LOL when I read this I imagined you trying to execute fire and movement. Your feet need to have a certain amount of grace as you stay mostly level but keep sights on the target while firing and moving to your next cover. Some people really stumbled after a very short distance, so they can't fire while moving, they have to sprint straight to cover and fire once there.
Also, isn't swimming like universal? I never had to 'learn' to swim I just jumped in the pool and I was paddling like a dog. A few minutes later I was doing full side-strokes. Could be that I lived on the beach down in Mexico for my childhood. I swam quite a bit since I didn't have toys and the beach was like RIGHT THERE. Hmm.. Now that I think about it, everywhere I've lived I have a beach very close by.
LOL when I read this I imagined you trying to execute fire and movement. Your feet need to have a certain amount of grace as you stay mostly level but keep sights on the target while firing and moving to your next cover.
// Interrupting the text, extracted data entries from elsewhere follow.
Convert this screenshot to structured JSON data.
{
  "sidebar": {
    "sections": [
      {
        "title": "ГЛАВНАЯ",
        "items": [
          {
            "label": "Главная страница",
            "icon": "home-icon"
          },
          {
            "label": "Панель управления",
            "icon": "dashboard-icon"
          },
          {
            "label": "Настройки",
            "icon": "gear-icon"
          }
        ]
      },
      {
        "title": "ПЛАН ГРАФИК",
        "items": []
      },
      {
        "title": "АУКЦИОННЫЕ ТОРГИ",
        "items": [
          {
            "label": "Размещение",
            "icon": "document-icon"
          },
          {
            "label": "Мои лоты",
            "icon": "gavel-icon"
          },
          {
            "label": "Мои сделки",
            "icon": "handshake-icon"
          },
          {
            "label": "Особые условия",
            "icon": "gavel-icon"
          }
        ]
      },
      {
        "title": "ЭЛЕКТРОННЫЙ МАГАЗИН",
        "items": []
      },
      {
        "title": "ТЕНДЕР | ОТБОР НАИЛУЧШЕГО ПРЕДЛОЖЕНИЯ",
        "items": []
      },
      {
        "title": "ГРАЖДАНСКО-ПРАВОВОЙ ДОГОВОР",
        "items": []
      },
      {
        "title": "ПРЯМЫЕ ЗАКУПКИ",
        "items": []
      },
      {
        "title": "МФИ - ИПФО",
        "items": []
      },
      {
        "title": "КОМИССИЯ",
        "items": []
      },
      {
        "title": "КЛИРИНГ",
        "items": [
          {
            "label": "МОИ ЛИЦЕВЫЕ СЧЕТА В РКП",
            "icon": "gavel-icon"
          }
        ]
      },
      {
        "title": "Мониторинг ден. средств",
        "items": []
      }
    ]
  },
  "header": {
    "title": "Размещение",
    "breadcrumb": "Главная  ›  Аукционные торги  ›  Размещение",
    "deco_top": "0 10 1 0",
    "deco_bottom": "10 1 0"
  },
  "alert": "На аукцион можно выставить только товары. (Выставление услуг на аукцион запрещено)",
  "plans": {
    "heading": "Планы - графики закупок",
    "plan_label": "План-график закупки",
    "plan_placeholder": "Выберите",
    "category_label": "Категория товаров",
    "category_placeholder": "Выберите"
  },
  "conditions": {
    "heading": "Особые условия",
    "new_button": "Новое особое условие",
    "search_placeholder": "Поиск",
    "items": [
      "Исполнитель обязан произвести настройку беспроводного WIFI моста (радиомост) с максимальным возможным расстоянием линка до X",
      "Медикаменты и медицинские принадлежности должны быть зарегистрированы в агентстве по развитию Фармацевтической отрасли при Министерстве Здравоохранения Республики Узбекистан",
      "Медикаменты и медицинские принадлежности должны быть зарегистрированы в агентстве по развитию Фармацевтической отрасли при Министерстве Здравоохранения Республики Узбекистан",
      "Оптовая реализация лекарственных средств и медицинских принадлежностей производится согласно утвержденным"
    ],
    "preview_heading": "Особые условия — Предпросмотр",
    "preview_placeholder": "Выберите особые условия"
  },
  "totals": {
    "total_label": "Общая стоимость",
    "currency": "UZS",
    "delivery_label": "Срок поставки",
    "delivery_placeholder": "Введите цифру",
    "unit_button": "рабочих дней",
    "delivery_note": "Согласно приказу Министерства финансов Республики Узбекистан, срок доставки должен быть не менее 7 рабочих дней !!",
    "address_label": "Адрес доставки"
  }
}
Some people really stumbled after a very short distance, so they can't fire while moving, they have to sprint straight to cover and fire once there.
I can't imagine how you're supposed to survive in that kind of situation without at least this little bit of multi-tasking. OTOH, I'm a stupid shut-in that knows shit about conflict and should therefor shut up.....
QUOTE
Also, isn't swimming like universal? I never had to 'learn' to swim I just jumped in the pool and I was paddling like a dog. A few minutes later I was doing full side-strokes. Could be that I lived on the beach down in Mexico for my childhood. I swam quite a bit since I didn't have toys and the beach was like RIGHT THERE. Hmm.. Now that I think about it, everywhere I've lived I have a beach very close by.
I still have some problems swimming. I never lived close to any body of water that was clean enough to support life... (IMG:[invalid] style_emoticons/default/laugh.gif) After I learned swimming I was quite OK, but usually wasn't allowed to go into the cholrided(hope that's correct) water due to my skin problems... By now I don't give a fuck, but it's kind of too late. I feel like a fat retard while swimming. Sorry for talking like that, but I'm ashamed of myself while in the water.